That meeting must have been held after McNeice, Malcolmson and Cahoon returned to Ireland. They regard me as a Laodicean in the matter of Home Rule, and would never have consented to my sitting on a committee which controlled, or at all events was supposed to control, the actions of the Ulster leaders.

“It’s most important, dear Lord Kilmore,” the letter went on, “that you should be present on Sunday. Your well-known moderation will have a most steadying influence, and if it should come to a matter of voting, your vote may be absolutely necessary.”

After getting a letter of that kind I could not well refuse to go to Belfast. Even without the letter I should, I think, have gone. I was naturally anxious to see what was going to happen.

I spent my time in the train reading several different accounts of an important Nationalist meeting held the day before in a village in County Clare, the name of which I have unfortunately forgotten. Three of the chief Nationalist orators were there, men quite equal to Babberly in their mastery of the art of public speaking. I read all their speeches; but that was not really necessary. None of them said anything which the other two did not say, and none of them left out anything which the other two had said.

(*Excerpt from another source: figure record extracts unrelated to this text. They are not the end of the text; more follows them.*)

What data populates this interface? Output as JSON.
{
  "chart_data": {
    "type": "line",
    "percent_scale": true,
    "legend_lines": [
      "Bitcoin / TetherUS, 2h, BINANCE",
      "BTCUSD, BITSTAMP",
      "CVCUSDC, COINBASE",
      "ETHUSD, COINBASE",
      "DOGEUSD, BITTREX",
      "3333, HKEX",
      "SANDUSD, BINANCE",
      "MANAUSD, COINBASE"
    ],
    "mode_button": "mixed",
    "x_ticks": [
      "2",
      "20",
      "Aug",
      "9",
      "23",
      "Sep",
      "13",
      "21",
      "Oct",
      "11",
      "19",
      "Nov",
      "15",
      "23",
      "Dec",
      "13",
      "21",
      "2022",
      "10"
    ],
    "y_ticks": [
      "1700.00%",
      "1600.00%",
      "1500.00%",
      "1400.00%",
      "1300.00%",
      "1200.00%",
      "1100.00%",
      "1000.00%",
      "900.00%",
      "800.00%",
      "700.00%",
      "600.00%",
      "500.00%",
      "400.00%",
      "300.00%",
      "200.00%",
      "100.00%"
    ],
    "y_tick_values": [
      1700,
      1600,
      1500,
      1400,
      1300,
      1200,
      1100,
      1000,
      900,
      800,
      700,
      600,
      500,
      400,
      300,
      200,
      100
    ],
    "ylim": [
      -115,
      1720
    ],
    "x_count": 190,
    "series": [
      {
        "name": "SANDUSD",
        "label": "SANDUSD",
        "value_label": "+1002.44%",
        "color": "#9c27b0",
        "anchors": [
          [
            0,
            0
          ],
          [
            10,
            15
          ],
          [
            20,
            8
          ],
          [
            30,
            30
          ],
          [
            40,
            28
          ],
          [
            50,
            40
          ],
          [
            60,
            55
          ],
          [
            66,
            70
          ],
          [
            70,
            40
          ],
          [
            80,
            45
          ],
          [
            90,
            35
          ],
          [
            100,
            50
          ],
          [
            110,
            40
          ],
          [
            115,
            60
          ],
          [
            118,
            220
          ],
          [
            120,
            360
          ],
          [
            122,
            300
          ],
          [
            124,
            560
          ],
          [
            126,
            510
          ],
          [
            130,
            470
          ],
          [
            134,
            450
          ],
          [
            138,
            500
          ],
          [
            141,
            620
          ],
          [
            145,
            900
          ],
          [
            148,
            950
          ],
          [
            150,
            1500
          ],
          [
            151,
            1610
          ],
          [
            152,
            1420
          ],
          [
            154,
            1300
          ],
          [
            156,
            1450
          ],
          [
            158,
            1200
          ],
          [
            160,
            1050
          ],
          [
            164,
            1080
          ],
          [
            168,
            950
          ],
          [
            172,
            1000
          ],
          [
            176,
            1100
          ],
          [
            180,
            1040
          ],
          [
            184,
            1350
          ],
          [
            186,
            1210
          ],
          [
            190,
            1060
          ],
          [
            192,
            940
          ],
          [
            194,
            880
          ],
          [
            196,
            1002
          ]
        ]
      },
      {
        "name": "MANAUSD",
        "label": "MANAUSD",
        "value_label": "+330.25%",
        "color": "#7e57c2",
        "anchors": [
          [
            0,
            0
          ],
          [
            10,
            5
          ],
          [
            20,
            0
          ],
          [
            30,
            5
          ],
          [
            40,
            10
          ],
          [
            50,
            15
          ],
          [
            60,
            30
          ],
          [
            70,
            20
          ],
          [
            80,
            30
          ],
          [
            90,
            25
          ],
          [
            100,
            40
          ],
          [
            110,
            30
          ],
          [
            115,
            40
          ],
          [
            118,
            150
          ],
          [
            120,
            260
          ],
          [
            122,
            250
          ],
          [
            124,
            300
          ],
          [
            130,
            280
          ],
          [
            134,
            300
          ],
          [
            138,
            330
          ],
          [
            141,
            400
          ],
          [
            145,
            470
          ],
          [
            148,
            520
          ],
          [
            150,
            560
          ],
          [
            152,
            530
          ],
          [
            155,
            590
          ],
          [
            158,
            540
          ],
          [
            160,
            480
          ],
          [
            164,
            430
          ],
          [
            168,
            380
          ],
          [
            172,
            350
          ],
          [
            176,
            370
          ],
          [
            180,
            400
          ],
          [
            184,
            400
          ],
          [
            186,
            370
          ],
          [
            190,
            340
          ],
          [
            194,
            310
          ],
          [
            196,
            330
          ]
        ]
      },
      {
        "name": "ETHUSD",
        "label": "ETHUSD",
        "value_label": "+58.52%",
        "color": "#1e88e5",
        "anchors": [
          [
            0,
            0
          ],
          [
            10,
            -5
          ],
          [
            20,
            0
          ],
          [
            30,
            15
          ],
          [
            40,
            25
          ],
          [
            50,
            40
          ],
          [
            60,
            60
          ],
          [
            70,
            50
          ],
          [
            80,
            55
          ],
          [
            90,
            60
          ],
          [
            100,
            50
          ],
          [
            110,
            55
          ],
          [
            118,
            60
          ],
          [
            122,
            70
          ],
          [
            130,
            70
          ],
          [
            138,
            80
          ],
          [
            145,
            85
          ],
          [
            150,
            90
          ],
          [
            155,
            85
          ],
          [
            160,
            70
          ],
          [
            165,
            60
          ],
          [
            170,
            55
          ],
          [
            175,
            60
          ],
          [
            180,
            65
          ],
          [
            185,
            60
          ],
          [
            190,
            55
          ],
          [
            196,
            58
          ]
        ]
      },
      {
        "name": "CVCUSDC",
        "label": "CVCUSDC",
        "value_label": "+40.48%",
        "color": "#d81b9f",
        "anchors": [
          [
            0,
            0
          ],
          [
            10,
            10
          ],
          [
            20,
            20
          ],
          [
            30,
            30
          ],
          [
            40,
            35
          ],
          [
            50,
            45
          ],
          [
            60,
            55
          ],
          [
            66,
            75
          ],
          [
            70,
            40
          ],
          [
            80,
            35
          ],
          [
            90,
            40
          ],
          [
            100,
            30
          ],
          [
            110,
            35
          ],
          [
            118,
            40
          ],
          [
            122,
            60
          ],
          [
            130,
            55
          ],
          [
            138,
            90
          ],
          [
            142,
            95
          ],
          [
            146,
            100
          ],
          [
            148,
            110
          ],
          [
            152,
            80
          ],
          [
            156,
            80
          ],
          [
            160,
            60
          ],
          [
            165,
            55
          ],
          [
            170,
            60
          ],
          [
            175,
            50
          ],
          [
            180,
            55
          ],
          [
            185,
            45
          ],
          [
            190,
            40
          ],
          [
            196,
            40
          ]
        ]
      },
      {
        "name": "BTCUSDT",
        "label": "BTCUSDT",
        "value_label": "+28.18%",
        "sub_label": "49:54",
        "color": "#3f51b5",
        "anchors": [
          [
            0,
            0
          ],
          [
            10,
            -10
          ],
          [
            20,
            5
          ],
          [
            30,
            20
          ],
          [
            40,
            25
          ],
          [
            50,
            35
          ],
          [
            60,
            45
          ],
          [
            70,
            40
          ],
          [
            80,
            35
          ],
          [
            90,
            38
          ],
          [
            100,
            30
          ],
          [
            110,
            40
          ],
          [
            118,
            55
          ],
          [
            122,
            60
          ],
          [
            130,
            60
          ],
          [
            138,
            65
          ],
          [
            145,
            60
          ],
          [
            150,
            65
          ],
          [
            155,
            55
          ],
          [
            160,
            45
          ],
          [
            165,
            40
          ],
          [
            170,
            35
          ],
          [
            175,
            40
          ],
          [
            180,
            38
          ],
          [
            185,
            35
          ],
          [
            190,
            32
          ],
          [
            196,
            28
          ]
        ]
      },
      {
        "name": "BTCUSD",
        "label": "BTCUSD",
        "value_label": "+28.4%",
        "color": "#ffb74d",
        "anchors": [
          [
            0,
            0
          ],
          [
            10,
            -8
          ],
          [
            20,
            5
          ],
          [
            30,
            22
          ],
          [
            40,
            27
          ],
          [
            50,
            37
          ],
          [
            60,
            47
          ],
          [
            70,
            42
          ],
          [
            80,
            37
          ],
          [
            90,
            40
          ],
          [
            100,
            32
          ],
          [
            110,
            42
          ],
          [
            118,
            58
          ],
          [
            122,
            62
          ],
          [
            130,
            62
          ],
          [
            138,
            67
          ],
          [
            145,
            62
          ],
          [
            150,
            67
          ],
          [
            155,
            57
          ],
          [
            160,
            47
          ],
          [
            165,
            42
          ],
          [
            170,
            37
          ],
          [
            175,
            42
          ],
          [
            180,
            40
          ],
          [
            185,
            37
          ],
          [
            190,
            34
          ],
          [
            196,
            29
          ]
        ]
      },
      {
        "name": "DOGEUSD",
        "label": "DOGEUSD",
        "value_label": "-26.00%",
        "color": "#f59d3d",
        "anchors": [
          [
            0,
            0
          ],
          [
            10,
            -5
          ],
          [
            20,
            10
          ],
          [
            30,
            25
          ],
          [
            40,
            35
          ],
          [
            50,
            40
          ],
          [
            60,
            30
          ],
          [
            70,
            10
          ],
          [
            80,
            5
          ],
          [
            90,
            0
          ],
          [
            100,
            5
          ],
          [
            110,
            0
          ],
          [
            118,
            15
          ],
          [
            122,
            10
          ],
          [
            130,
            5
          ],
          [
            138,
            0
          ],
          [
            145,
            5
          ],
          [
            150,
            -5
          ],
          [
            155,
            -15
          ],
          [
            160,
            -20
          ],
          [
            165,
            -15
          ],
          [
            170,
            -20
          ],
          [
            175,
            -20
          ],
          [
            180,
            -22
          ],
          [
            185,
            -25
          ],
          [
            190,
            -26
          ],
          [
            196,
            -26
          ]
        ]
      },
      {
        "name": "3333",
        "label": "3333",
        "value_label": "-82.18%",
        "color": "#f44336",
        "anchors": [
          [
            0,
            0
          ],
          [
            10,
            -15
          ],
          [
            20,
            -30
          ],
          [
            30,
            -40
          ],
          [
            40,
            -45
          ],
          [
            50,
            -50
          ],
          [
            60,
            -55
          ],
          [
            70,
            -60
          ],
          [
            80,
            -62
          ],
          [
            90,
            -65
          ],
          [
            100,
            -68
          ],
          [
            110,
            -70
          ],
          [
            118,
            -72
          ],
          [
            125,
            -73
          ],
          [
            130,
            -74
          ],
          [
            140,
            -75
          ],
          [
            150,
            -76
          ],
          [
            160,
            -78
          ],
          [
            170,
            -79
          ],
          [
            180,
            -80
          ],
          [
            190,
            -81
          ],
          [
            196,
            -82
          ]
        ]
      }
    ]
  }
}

They all began by declaring that under Home Rule all Irishmen should receive equal consideration and be treated with equal respect. They all looked forward to the day when they would be walking about the premises at present occupied by the Bank of Ireland in Dublin with their arms round Babberly’s neck. The dearest wish of their hearts—so they all said, and the people of County Clare cheered heartily—was to unite with Lord Moyne, Babberly, Malcolmson and even the Dean in the work of regenerating holy Ireland. Any little differences of religious creed which might exist would be entirely forgotten as soon as the Home Rule Bill was safely passed. They then went on to say that the Belfast people, and the people of County Antrim and County Down generally, were enthusiastically in favour of Home Rule. The fact that they elected Unionist members of Parliament and held Unionist demonstrations was accounted for by the existence of a handful of rack-renting landlords, a few sweating capitalists and some clergymen whose churches were empty because the people were tired of hearing them curse the Pope.

Poor Moyne has sold every acre of his property and the Dean’s only difficulty with the majority of his large congregation is that he does not curse the Pope often enough to please them. Cahoon, I am told, only sweats in the old-fashioned intransitive sense of the word. He is frequently bathed in perspiration himself. I never heard of his insisting on his workmen getting any hotter than was natural and necessary. But these criticisms are beside the mark. No one supposes that a political orator means to tell the truth when he is making a speech. Politics could not be carried on if he did. What the public expects and generally insists on is that the inevitable lies should have their loins girt about with a specious appearance of truthfulness. Every speaker must offer distinct and convincing proofs that his statements are strictly accurate reflections of fact. The best and simplest way of doing this is by means of bold challenge. The speaker offers to deposit a large sum of money with the local mayor to be paid over to a deserving charity, if any opponent of the speaker can, to the satisfaction of twelve honourable men, generally named, disprove some quite irrelevant truism, or can prove to the satisfaction of the same twelve men the falsity of some universally accepted platitude. This method is very popular with orators, and invariably carries conviction to their audiences.

The Nationalist members in County Clare broke away into a variant of the familiar plan. They challenged the Government.

“Let the Government,” they said, all three of them, “proclaim the meeting to be held in Belfast on Monday next, and allow the public to watch with contempt the deflation of the wind-distended bladder of Ulster opposition to Home Rule. We venture to say that the little group of selfish wire-pullers at whose bidding the meeting has been summoned, will sneak away before the batons of half a dozen policemen, and their followers will be found to be non-existent.”

The Government, apparently, believed the Nationalist orators, or half believed them. Sir Samuel Clithering was sent over to Belfast, to report, confidentially, on the temper of the people. He must have sent off his despatch before the Dean’s army marched in, before any of the armies then converging on the city arrived, before the Belfast people had got out their rifles. The Government in the most solemn and impressive manner, proclaimed the meeting. That was the news with which we were greeted when our train drew up at the platform in Belfast.

The proclamation of meeting is one of the regular resources of governments when Irish affairs get into a particularly annoying tangle. There have been during my time hundreds of meetings proclaimed in different parts of the country. The Lord Lieutenant and the Chief Secretary never get any thanks for their action. The people who want to hold the meeting always accuse the Government of violating the right of free speech and substituting a military tyranny for the Magna Charta. The other people who do not want the meeting to be held always say that the Government ought to have proclaimed it much sooner than it did, and ought to have imprisoned, perhaps beheaded, the men who intended to speak at the meeting.